I'm working with a self-hosted Kubernetes cluster and Traefik. I'm primarily using Traefik as a proxy to allow IPv6 external addresses to connect to the services hosted in the cluster. Since the cluster I'm running doesn't support IPv6, the Traefik instance has to be run in a VM separate from the Kubernetes cluster. In this case, it is in the same OpenNebula cluster. I'm using metallb (https://metallb.universe.tf/) to expose (192.168.197.0/24) to the "outside". When using the "file" provider, I can point to the address exposed by metallb and everything works flawlessly. It would be nice not to have to maintain a separate directory of files to maintain the Traefik proxy. I've used kubectl proxy to connect Traefik to the Kubernetes cluster. It picks up the services and ingresses just fine. However, my problem comes with services running load balancers. If you look at test-service in the screenshot:
It shows the external address as 192.168.197.1 and the cluster-ip as 10.101.128.104.

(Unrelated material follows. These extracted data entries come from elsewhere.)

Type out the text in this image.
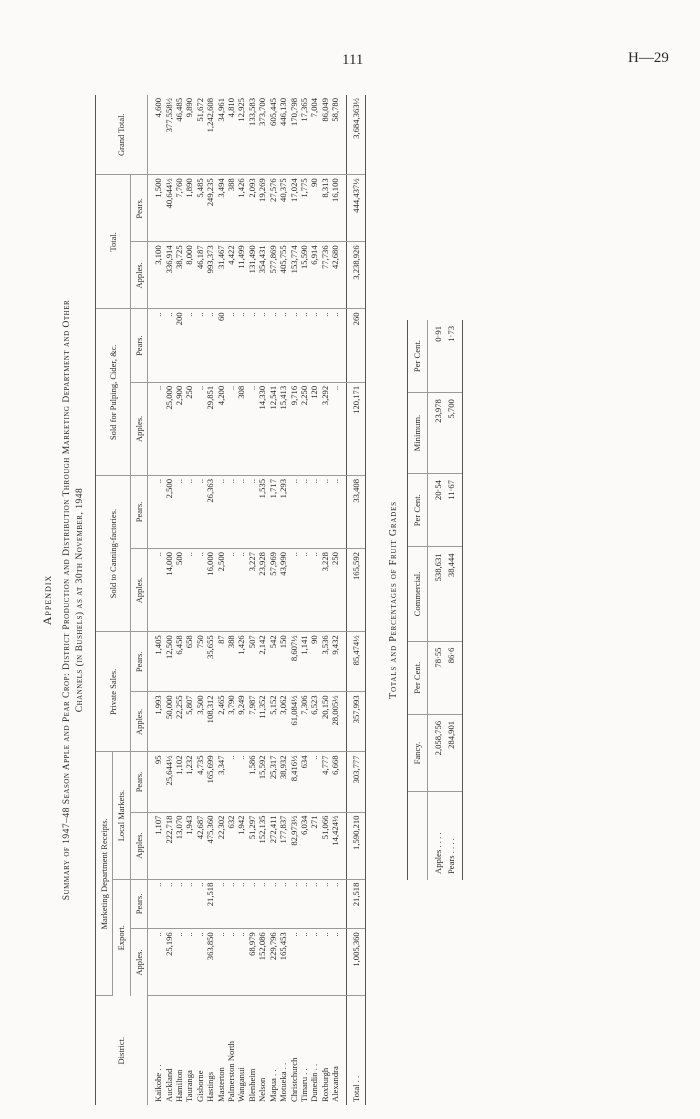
111	H—29

Appendix Summary of 1947–48 Season Apple and Pear Crop: District Production and Distribution Through Marketing Department and Other Channels (in Bushels) as at 30th November, 1948

District.	Marketing Department Receipts.				Private Sales.		Sold to Canning-factories.		Sold for Pulping, Cider, &c.		Total.		Grand Total.
	Export.		Local Markets.										
	Apples.	Pears.	Apples.	Pears.	Apples.	Pears.	Apples.	Pears.	Apples.	Pears.	Apples.	Pears.	
Kaikohe . .	..	..	1,107	95	1,993	1,405	..	..	..	..	3,100	1,500	4,600
Auckland	25,196	..	222,718	25,644½	50,000	12,500	14,000	2,500	25,000	..	336,914	40,644½	377,558½
Hamilton	..	..	13,070	1,102	22,255	6,458	500	..	2,900	200	38,725	7,760	46,485
Tauranga	..	..	1,943	1,232	5,807	658	..	..	250	..	8,000	1,890	9,890
Gisborne	..	..	42,687	4,735	3,500	750	..	..	..	..	46,187	5,485	51,672
Hastings	363,850	21,518	475,360	165,699	108,312	35,655	16,000	26,363	29,851	..	993,373	249,235	1,242,608
Masterton	..	..	22,302	3,347	2,465	87	2,500	..	4,200	60	31,467	3,494	34,961
Palmerston North	..	..	632	..	3,790	388	..	..	..	..	4,422	388	4,810
Wanganui	..	..	1,942	..	9,249	1,426	..	..	308	..	11,499	1,426	12,925
Blenheim	68,979	..	51,297	1,586	7,987	507	3,227	..	..	..	131,490	2,093	133,583
Nelson	152,086	..	152,135	15,592	11,352	2,142	23,928	1,535	14,330	..	354,431	19,269	373,700
Mapua . .	229,796	..	272,411	25,317	5,152	542	57,969	1,717	12,541	..	577,869	27,576	605,445
Motueka . .	165,453	..	177,837	38,932	3,062	150	43,990	1,293	15,413	..	405,755	40,375	446,130
Christchurch	..	..	82,973½	8,416½	61,084½	8,607½	..	..	9,716	..	153,774	17,024	170,798
Timaru . .	..	..	6,034	634	7,306	1,141	..	..	2,250	..	15,590	1,775	17,365
Dunedin . .	..	..	271	..	6,523	90	..	..	120	..	6,914	90	7,004
Roxburgh	..	..	51,066	4,777	20,150	3,536	3,228	..	3,292	..	77,736	8,313	86,049
Alexandra	..	..	14,424½	6,668	28,005½	9,432	250	..	..	..	42,680	16,100	58,780
Total . .	1,005,360	21,518	1,590,210	303,777	357,993	85,474½	165,592	33,408	120,171	260	3,238,926	444,437½	3,684,363½

Totals and Percentages of Fruit Grades

	Fancy.	Per Cent.	Commercial.	Per Cent.	Minimum.	Per Cent.
Apples . . . .	2,058,756	78·55	538,631	20·54	23,978	0·91
Pears . . . .	284,901	86·6	38,444	11·67	5,700	1·73
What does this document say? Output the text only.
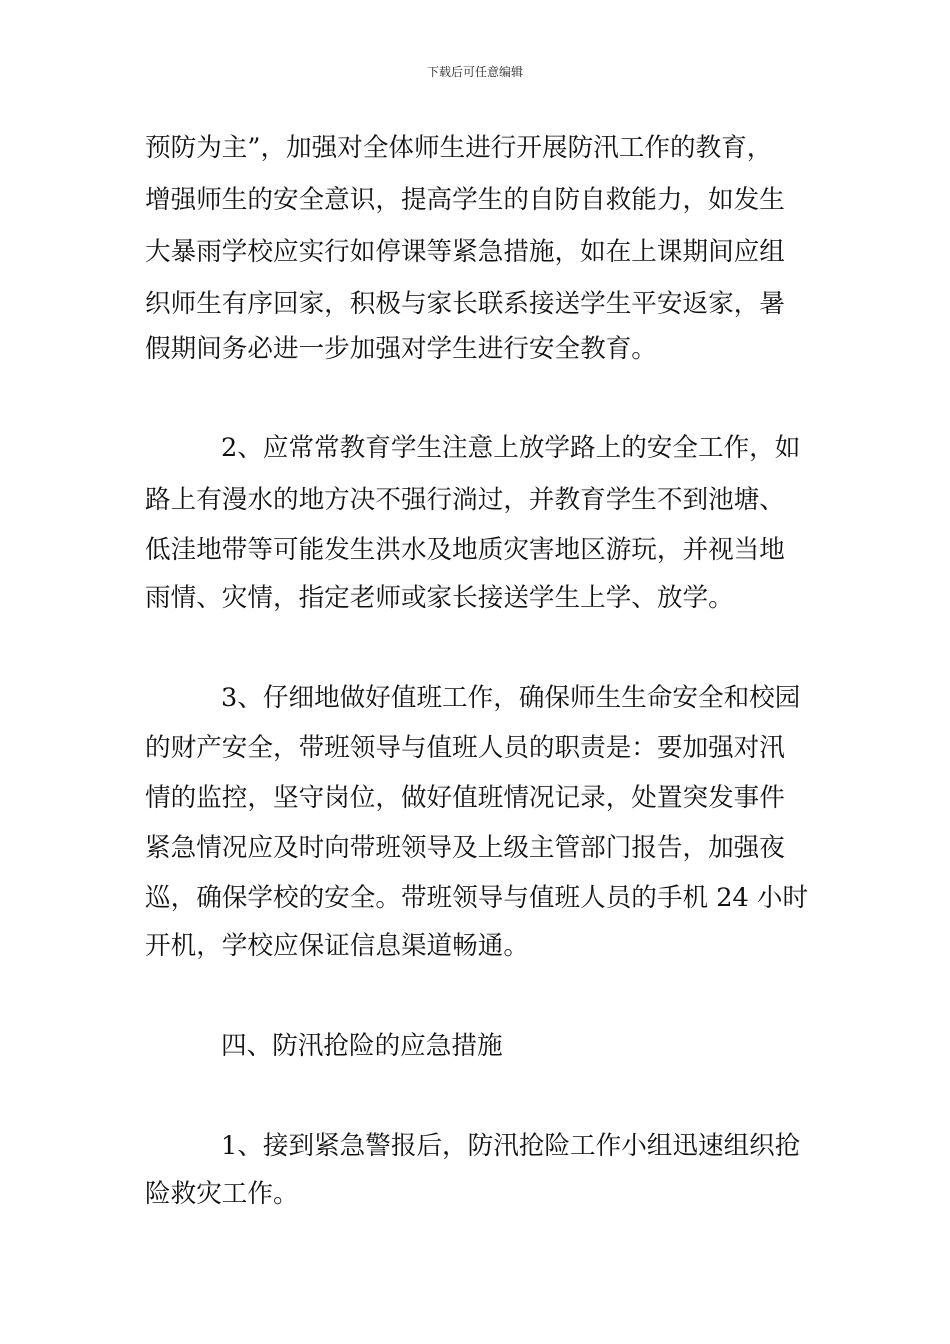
下载后可任意编辑
预防为主”，加强对全体师生进行开展防汛工作的教育，
增强师生的安全意识，提高学生的自防自救能力，如发生
大暴雨学校应实行如停课等紧急措施，如在上课期间应组
织师生有序回家，积极与家长联系接送学生平安返家，暑
假期间务必进一步加强对学生进行安全教育。
2、应常常教育学生注意上放学路上的安全工作，如
路上有漫水的地方决不强行淌过，并教育学生不到池塘、
低洼地带等可能发生洪水及地质灾害地区游玩，并视当地
雨情、灾情，指定老师或家长接送学生上学、放学。
3、仔细地做好值班工作，确保师生生命安全和校园
的财产安全，带班领导与值班人员的职责是：要加强对汛
情的监控，坚守岗位，做好值班情况记录，处置突发事件
紧急情况应及时向带班领导及上级主管部门报告，加强夜
巡，确保学校的安全。带班领导与值班人员的手机 24 小时
开机，学校应保证信息渠道畅通。
四、防汛抢险的应急措施
1、接到紧急警报后，防汛抢险工作小组迅速组织抢
险救灾工作。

If you look at the Traefik display for the service:
It shows the backend as 10.244.2.128 which is the podIP. Since Traefik, in this case, is not running as a pod in Kubernetes, this address is inaccessible. Which leaves this HTTP service useless.
I've dug through the documentation the best I can and can't find a solution that appears to work, other than just doing everything through the file provider. If somebody has a pointer to documentation that I've overlooked, missed, or not understood and is willing to point me at it, that would be wonderful.
Otherwise, I would like to propose a feature enhancement that allows for some sort annotation or something that would allow a Traefik HTTP service to point at a loadbalancer exposed destination.